As William Flook reports in today’s Examiner, John D. Thomas, director of Metro’s major capital projects warned Dulles Rail project director Charles “Sam” Carnaggio in a Jan. 16 letter that MWAA’s failure to address dozens of technical problems — many dealing with power sources at the heart of the project — suggests “that MWAA is not interested in [their] timely resolution.” Kaine knew about this serious intra-agency dispute because FTA Administrator James Simpson described it in a Jan. 24 letter, saying federal officials are “concerned about potential conflicts between MWAA, as the sponsor and constructor, and [Metro], as the ultimate owner-operator and the authority on technical standards for the project.” Simpson warned Kaine that FTA has previously seen firsthand how such conflicts in other transit projects — i.e., Boston’s Big Dig — increase “risks of cost escalation and schedule delays.” Kaine’s failure to tell WTOP’s large listening audience about this problem is yet another example of the official double talk that has characterized the Dulles Rail project from the beginning.
Fairfax County Supervisor Gerald Connollyhas contributed his share of double talk. It’s clearly time to take another look at bus rapid transit (BRT).

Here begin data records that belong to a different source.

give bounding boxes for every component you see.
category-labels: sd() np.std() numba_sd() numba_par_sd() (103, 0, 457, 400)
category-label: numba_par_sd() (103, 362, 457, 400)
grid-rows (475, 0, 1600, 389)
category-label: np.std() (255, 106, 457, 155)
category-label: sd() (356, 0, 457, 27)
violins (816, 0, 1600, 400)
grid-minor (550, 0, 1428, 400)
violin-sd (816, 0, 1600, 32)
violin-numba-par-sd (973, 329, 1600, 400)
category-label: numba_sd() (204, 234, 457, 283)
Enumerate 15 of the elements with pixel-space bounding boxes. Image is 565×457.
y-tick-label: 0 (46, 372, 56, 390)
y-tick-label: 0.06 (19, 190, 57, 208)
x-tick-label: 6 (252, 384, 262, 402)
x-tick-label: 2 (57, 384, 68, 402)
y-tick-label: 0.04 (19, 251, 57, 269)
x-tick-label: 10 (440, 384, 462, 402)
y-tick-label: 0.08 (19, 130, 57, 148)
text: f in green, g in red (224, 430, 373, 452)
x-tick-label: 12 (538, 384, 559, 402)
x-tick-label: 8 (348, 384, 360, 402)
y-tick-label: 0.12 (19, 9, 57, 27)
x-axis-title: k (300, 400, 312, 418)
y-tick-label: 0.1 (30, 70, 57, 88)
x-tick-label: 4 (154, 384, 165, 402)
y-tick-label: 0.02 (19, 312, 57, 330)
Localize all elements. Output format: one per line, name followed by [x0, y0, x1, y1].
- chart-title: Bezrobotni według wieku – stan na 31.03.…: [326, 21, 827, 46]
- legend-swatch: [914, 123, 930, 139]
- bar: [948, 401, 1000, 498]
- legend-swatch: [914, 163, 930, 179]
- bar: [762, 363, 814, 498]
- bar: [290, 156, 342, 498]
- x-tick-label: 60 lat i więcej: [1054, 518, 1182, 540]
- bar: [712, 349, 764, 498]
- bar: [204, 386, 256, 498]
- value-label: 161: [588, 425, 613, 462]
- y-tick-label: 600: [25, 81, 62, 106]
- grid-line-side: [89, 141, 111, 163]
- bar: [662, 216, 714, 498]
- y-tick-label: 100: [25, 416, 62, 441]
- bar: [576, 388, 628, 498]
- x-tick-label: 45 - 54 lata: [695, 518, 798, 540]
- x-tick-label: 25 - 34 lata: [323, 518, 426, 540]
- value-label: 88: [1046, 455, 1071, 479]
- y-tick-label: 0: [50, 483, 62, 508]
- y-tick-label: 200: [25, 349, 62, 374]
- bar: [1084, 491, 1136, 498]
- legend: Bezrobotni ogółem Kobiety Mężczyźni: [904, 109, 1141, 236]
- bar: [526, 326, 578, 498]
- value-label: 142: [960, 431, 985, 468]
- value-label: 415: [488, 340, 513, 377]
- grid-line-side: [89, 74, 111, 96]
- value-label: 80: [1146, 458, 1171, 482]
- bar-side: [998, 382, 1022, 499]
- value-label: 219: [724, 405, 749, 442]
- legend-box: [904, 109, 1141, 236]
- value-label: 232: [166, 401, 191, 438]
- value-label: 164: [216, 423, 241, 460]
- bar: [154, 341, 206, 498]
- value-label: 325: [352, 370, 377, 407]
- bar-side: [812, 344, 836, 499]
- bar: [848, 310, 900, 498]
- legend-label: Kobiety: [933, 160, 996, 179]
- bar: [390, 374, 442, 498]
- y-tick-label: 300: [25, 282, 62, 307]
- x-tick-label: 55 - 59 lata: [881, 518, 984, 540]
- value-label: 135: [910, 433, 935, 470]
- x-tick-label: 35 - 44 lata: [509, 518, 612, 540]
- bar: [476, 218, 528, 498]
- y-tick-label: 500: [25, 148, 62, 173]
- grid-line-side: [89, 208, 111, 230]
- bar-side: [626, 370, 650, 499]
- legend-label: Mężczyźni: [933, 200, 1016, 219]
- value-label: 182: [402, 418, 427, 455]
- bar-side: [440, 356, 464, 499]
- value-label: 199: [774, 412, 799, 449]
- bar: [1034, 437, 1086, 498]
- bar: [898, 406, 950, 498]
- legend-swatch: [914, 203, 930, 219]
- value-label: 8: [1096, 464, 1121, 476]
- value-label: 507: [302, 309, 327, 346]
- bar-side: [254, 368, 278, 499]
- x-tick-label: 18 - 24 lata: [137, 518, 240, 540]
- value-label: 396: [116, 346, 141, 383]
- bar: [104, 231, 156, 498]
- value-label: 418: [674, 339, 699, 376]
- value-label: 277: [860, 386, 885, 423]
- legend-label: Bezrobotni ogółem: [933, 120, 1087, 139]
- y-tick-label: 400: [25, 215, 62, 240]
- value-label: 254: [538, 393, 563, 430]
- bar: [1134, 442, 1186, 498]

But Connolly disingenuously said Monday that BRT has been “looked at thoroughly.” Actually, Fairfax County was eligible for a federal New Starts demonstration BRT project in 1999 that would have paid 90 percent of the cost of extending BRT from the West Falls Church Metro station to Dulles Airport. But special interests in Tysons Corner and their friends in state and local government hijacked that effort and morphed it into Dulles Rail. Had they accepted federal funding then, passengers would be riding BRT to and from the airport today.